Partial silting sets form a bridge to the theory of $t$-structures: equivalence classes of partial silting sets correspond to $t$-structures whose heart has a projective generator and is equivalent to a module category on some abelian category (Nicolas et al., 2015). When compactness is involved, partial silting objects correspond to nondegenerate $t$-structures with certain boundedness and finiteness conditions.

5. Relationships to Gorenstein and Wakamatsu Silting

Partial silting modules are generalized further in the theory of Gorenstein silting modules (Gao et al., 2021, Gao et al., 2022), where presentations are by Gorenstein-projective modules and the relevant torsion class is closed under G-exact sequences. For finite-dimensional algebras of finite CM-type, partial Gorenstein silting modules are in bijection with $\tau_G$-rigid modules.

In the derived category, the notion of Wakamatsu-silting complexes further encompasses partial silting modules. An object is Wakamatsu-silting if it is semi-selforthogonal and the regular module $R$ lies in the class generated by positive shifts. Every (partial) silting module yields a Wakamatsu-silting complex as a stalk complex (Wei, 2013).

6. Applications, Examples, and Structural Classifications

Partial silting modules form the basis for connecting varieties of algebraic and module-theoretic structures:

• Classification of torsion theories: Over Noetherian, hereditary, or perfect rings, definable torsion classes, enveloping torsion classes, and homological localising subcategories are each generated by a (minimal) silting module, and every partial silting module can be completed to a silting module giving rise to a torsion pair (Breaz et al., 2016, Hügel, 2018).
• Ring epimorphisms and localisations: Parametrisation of all homological ring epimorphisms and universal localisations is achieved via partial silting modules. In the commutative case, the classes of flat and silting epimorphisms coincide, tightly linking partial silting modules with Gabriel filters and the geometry of $\operatorname{Spec}(A)$ (Šťovíček, 3 Oct 2025).
• Gluing and recollement: Partial silting sets and modules can be glued along recollements to build silting modules or objects in the central term, controlling torsion theories and $t$-structures across extensions and quotient rings, as in constructions for upper-triangular matrix rings (Saorín et al., 2018, Gao et al., 2022).
• Examples: For the Kronecker algebra, the module $T = P_2/\operatorname{soc} P_2$ is silting but not tilting (Hügel et al., 2014). For a ring $R$ and idempotent ideal $I$, $R/I$ is silting if and only if $I$ is the trace of a projective module (at least for semiperfect $R$) (Argudin-Monroy et al., 26 Nov 2024).

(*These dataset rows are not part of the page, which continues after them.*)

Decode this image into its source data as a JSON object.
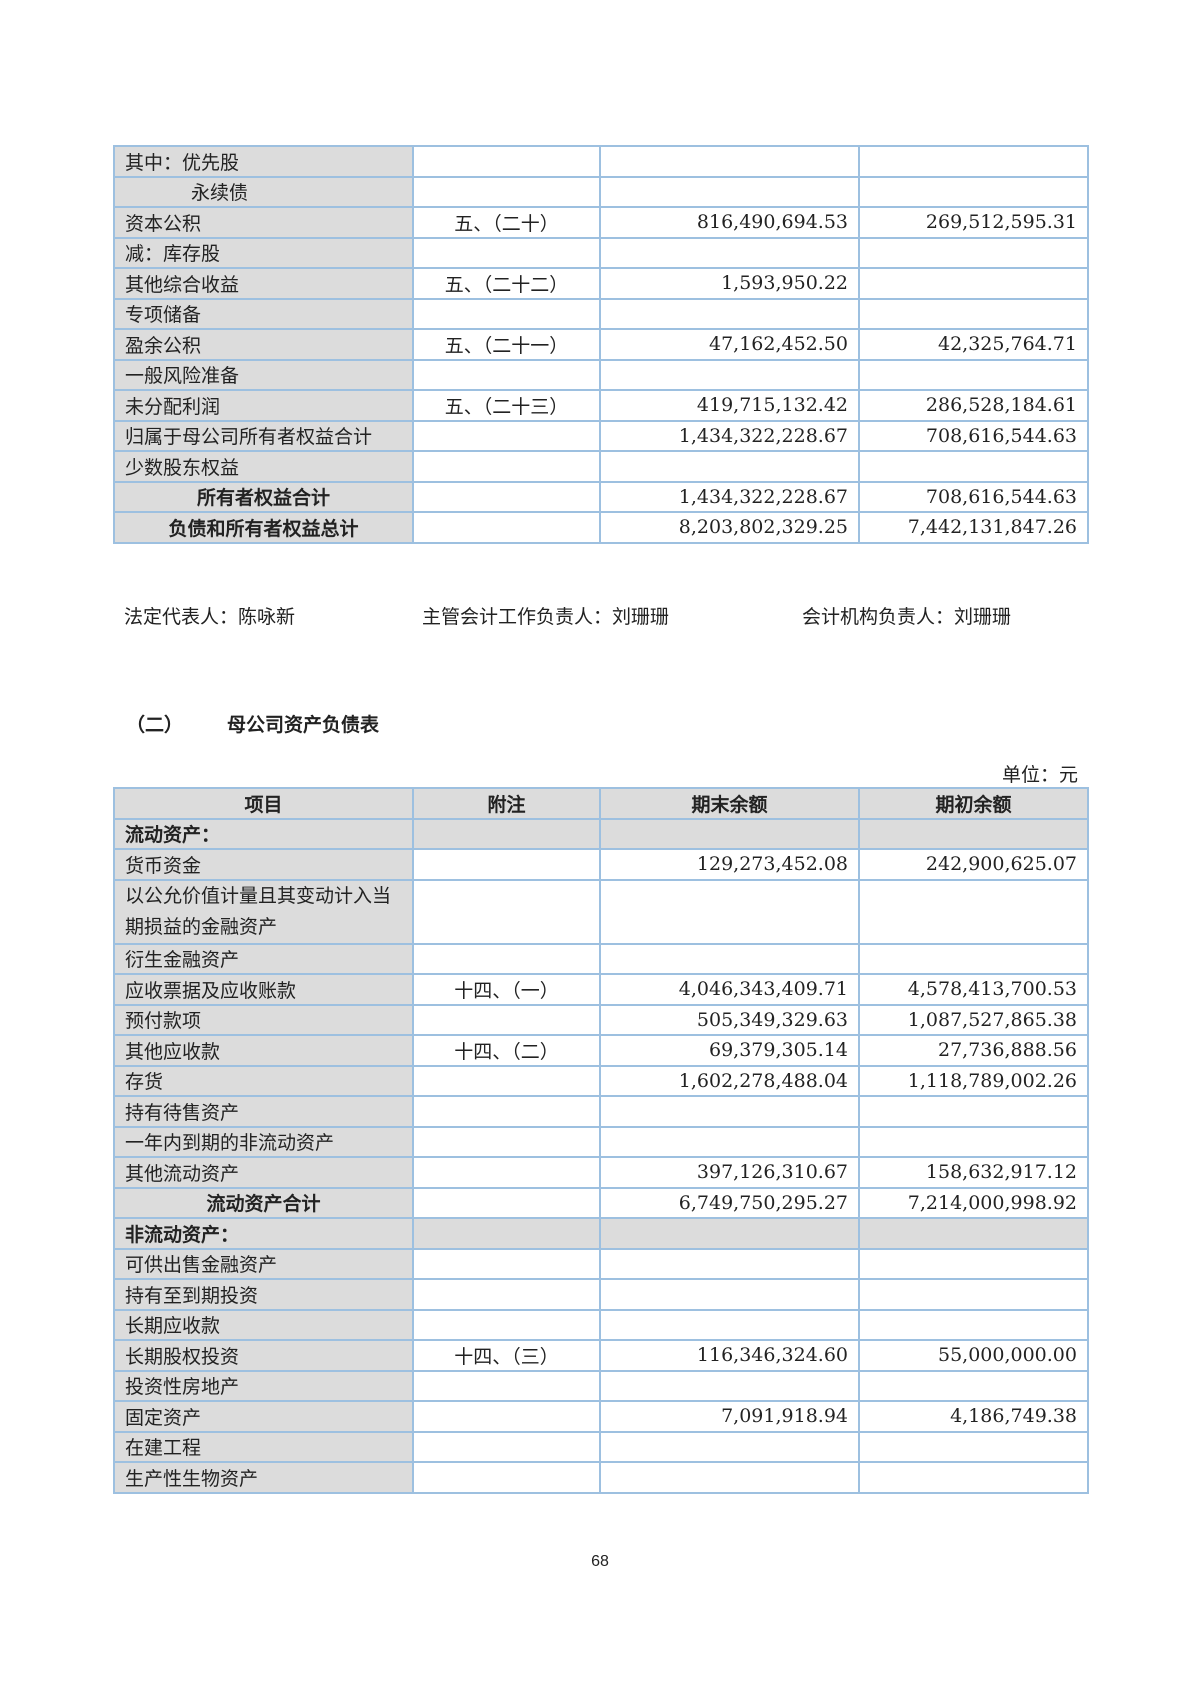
{
  "table1": {
    "rows": [
      {
        "label": "其中：优先股",
        "note": "",
        "end": "",
        "begin": ""
      },
      {
        "label": "永续债",
        "note": "",
        "end": "",
        "begin": "",
        "style": "indent"
      },
      {
        "label": "资本公积",
        "note": "五、（二十）",
        "end": "816,490,694.53",
        "begin": "269,512,595.31"
      },
      {
        "label": "减：库存股",
        "note": "",
        "end": "",
        "begin": ""
      },
      {
        "label": "其他综合收益",
        "note": "五、（二十二）",
        "end": "1,593,950.22",
        "begin": ""
      },
      {
        "label": "专项储备",
        "note": "",
        "end": "",
        "begin": ""
      },
      {
        "label": "盈余公积",
        "note": "五、（二十一）",
        "end": "47,162,452.50",
        "begin": "42,325,764.71"
      },
      {
        "label": "一般风险准备",
        "note": "",
        "end": "",
        "begin": ""
      },
      {
        "label": "未分配利润",
        "note": "五、（二十三）",
        "end": "419,715,132.42",
        "begin": "286,528,184.61"
      },
      {
        "label": "归属于母公司所有者权益合计",
        "note": "",
        "end": "1,434,322,228.67",
        "begin": "708,616,544.63"
      },
      {
        "label": "少数股东权益",
        "note": "",
        "end": "",
        "begin": ""
      },
      {
        "label": "所有者权益合计",
        "note": "",
        "end": "1,434,322,228.67",
        "begin": "708,616,544.63",
        "style": "total"
      },
      {
        "label": "负债和所有者权益总计",
        "note": "",
        "end": "8,203,802,329.25",
        "begin": "7,442,131,847.26",
        "style": "total"
      }
    ]
  },
  "signatures": {
    "legal_rep": "法定代表人：陈咏新",
    "accounting_head": "主管会计工作负责人：刘珊珊",
    "accounting_org_head": "会计机构负责人：刘珊珊"
  },
  "section": {
    "number": "（二）",
    "title": "母公司资产负债表"
  },
  "unit": "单位：元",
  "table2": {
    "headers": [
      "项目",
      "附注",
      "期末余额",
      "期初余额"
    ],
    "rows": [
      {
        "label": "流动资产：",
        "note": "",
        "end": "",
        "begin": "",
        "style": "section"
      },
      {
        "label": "货币资金",
        "note": "",
        "end": "129,273,452.08",
        "begin": "242,900,625.07"
      },
      {
        "label": "以公允价值计量且其变动计入当期损益的金融资产",
        "note": "",
        "end": "",
        "begin": "",
        "style": "tall"
      },
      {
        "label": "衍生金融资产",
        "note": "",
        "end": "",
        "begin": ""
      },
      {
        "label": "应收票据及应收账款",
        "note": "十四、（一）",
        "end": "4,046,343,409.71",
        "begin": "4,578,413,700.53"
      },
      {
        "label": "预付款项",
        "note": "",
        "end": "505,349,329.63",
        "begin": "1,087,527,865.38"
      },
      {
        "label": "其他应收款",
        "note": "十四、（二）",
        "end": "69,379,305.14",
        "begin": "27,736,888.56"
      },
      {
        "label": "存货",
        "note": "",
        "end": "1,602,278,488.04",
        "begin": "1,118,789,002.26"
      },
      {
        "label": "持有待售资产",
        "note": "",
        "end": "",
        "begin": ""
      },
      {
        "label": "一年内到期的非流动资产",
        "note": "",
        "end": "",
        "begin": ""
      },
      {
        "label": "其他流动资产",
        "note": "",
        "end": "397,126,310.67",
        "begin": "158,632,917.12"
      },
      {
        "label": "流动资产合计",
        "note": "",
        "end": "6,749,750,295.27",
        "begin": "7,214,000,998.92",
        "style": "total"
      },
      {
        "label": "非流动资产：",
        "note": "",
        "end": "",
        "begin": "",
        "style": "section"
      },
      {
        "label": "可供出售金融资产",
        "note": "",
        "end": "",
        "begin": ""
      },
      {
        "label": "持有至到期投资",
        "note": "",
        "end": "",
        "begin": ""
      },
      {
        "label": "长期应收款",
        "note": "",
        "end": "",
        "begin": ""
      },
      {
        "label": "长期股权投资",
        "note": "十四、（三）",
        "end": "116,346,324.60",
        "begin": "55,000,000.00"
      },
      {
        "label": "投资性房地产",
        "note": "",
        "end": "",
        "begin": ""
      },
      {
        "label": "固定资产",
        "note": "",
        "end": "7,091,918.94",
        "begin": "4,186,749.38"
      },
      {
        "label": "在建工程",
        "note": "",
        "end": "",
        "begin": ""
      },
      {
        "label": "生产性生物资产",
        "note": "",
        "end": "",
        "begin": ""
      }
    ]
  },
  "page_number": "68",
  "colors": {
    "border": "#9dc0e0",
    "shade": "#dcdcdc"
  }
}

7. Summary Table: Key Criteria and Relationships

Module Type	Criteria	Associated Structure
Partial silting	$P_1 \to P_0 \to T,\ \mathcal{D}_\sigma$ torsion, $T\in \mathcal{D}_\sigma$	Torsion pair, approximations
Silting	Partial silting + $\mathcal{D}_\sigma = \operatorname{Gen}(T)$	Silting class (definable, extension-closed)
Bongartz completion	Partial silting $T$ is direct summand in silting $T'$ with $\operatorname{Gen}(T') = \mathcal{D}_\sigma$	All approximations retained
Silting epimorphism	Partial silting $T\rightsquigarrow$ universal localisation (inverts $\sigma$)	Ring epimorphism, universal property
Gluing	Partial silting modules from recollement outer terms glued to central term	New silting in recollement central category

Partial silting modules thus function as fundamental building blocks in the theory of tilting, torsion pairs, localisations, and triangulated structures, with applications spanning classification, approximation theory, and modular representation theory. Their paper unifies and extends classical themes around generation, mutation, and the architecture of module and derived categories (Hügel et al., 2014, Buan et al., 2015, Marks et al., 2016, Hügel, 2018, Argudin-Monroy et al., 26 Nov 2024, Šťovíček, 3 Oct 2025).